OK. But then you come up with a suspicious activity of the kind we are supposed to report. And along the way, reconcile the two commandments: to be careful what we do, and to resume doing everything we did before we took pains to do things only after ascertaining that nobody in sight was engaged in mischief.
Much of the week was taken up in frantic worry over the possible beginning of chemical warfare. Was it an anthrax "attack"? If so, what were its ultimate designs? As the FBI helpfully asked, Who did it, and when? If it is established that it was done by one of "his people," what are his reserves? And if the administration is telling us to be cautious by stocking up on chemical pills, why not simply say that? If we are to be careful about what we eat, where we buy our food, and how to establish the purity of our water, shouldn't we learn how, and what rules should be followed?
For those who looked for mischief on a different order, we have the extraordinary pronouncement by President Bush that he would give a "second chance" to the Taliban if it were to turn over to us Osama bin Laden. The first reference was only to him, but Mr. Bush expanded that to bin Laden "and his people." And then again, "his leaders and lieutenants and other thugs and criminals with him."
If the Taliban will cough them up, they will be given a second chance. A second chance to do what? To resume burying pregnant maidens alive -- but that isn't what we are in Afghanistan to prevent, granted. We are not there to impose on the Afghanis our Bill of Rights.
But we are there to uproot the network. How does the administration propose to establish that the Taliban has produced all of the relevant thugs? It is ventured that the terrorist organization has redoubts in 60 nations. For the sake of convenience, let's say that's an exaggeration, that in fact the terrorist lairs are in only a few close-by nations: Iran, Libya, Iraq, Algeria and Sudan. How is it proposed that the Taliban is going to "cough them up"?
People do not march gladly to their own execution, and it is perhaps because we know this that Mr. Bush -- and indeed Britain's Tony Blair -- are saying things on the order of the war lasting perhaps months, perhaps years. What are we going to do for months and years of Taliban recalcitrance? Increase the level of bombing? Land military rangers, with the mission of locating bin Laden? And also "his people"?

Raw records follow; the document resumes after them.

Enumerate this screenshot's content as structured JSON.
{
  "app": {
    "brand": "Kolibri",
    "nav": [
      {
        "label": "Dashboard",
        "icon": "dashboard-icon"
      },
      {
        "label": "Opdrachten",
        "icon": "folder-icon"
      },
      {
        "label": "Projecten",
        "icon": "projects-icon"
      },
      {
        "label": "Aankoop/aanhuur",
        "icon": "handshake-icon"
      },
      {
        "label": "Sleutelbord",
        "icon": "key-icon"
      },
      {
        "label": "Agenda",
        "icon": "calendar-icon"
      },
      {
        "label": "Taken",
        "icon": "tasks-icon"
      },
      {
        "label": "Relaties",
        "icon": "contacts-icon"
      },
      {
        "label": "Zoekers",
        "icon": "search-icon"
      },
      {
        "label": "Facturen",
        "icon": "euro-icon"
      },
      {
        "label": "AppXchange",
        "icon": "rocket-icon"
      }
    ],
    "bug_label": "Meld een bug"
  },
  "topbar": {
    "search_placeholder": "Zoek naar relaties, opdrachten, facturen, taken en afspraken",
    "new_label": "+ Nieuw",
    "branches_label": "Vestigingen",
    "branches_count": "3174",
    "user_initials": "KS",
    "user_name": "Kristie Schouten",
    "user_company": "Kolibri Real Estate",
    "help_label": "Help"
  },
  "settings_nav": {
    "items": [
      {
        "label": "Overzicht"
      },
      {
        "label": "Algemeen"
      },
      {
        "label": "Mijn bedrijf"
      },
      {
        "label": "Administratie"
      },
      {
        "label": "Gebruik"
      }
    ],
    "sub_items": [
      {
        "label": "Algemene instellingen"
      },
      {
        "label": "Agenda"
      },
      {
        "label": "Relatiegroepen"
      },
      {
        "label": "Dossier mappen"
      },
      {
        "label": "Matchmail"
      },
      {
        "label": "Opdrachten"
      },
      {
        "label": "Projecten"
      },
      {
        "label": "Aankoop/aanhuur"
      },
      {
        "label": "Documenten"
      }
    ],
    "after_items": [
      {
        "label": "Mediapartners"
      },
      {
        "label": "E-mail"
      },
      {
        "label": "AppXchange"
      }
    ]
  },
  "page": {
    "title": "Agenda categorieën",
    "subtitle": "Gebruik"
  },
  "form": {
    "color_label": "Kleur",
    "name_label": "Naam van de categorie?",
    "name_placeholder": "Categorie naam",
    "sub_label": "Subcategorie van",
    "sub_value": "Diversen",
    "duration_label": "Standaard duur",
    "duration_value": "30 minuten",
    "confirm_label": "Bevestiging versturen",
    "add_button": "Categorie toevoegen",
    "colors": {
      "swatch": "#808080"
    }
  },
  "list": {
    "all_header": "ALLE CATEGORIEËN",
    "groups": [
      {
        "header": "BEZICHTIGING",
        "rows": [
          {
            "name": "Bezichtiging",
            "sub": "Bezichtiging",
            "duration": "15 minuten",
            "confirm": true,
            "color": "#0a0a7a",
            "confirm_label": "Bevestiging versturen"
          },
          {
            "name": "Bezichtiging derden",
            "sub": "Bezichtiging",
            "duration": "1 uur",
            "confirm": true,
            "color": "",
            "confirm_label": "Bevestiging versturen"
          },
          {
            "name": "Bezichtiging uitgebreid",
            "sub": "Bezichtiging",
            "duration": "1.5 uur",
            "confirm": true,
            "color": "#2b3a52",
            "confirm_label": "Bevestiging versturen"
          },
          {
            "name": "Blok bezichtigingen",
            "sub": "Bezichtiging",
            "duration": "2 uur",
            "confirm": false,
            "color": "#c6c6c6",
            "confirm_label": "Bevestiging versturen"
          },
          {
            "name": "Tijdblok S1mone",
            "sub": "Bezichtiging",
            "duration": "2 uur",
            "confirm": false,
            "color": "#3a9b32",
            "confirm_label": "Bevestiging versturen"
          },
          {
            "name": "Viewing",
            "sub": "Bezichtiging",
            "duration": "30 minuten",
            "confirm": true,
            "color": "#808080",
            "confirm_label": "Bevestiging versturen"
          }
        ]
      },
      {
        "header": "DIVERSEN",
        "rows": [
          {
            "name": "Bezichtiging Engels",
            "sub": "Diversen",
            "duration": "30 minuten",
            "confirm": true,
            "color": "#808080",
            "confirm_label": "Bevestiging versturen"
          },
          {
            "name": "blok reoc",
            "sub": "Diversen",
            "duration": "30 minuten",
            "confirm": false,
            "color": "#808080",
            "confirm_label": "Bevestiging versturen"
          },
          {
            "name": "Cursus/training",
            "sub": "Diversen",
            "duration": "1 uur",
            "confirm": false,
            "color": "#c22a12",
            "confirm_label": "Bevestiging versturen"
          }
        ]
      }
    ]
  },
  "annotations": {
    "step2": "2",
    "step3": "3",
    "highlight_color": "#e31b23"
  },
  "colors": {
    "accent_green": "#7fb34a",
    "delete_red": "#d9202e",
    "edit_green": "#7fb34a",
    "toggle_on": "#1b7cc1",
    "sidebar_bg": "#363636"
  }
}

Mr. Bush is on a rhetorical high-wire. To hold out a hope transparently illusory -- that the whole business could end in days, by having the Taliban summon terrorists from all over the world to report to the hangman -- is to enhance hopes that are not congruent with the kind of stamina he otherwise calls for, and hopes that we are to experience along with the fears the attorney general and the FBI are telling us about. Compressing the hopes and fears, we are expected to fear that the Rose Bowl will blow up during the first quarter, but that during the half, the band will perform the "1812 Overture" to celebrate the capitulation of the Taliban and its friends.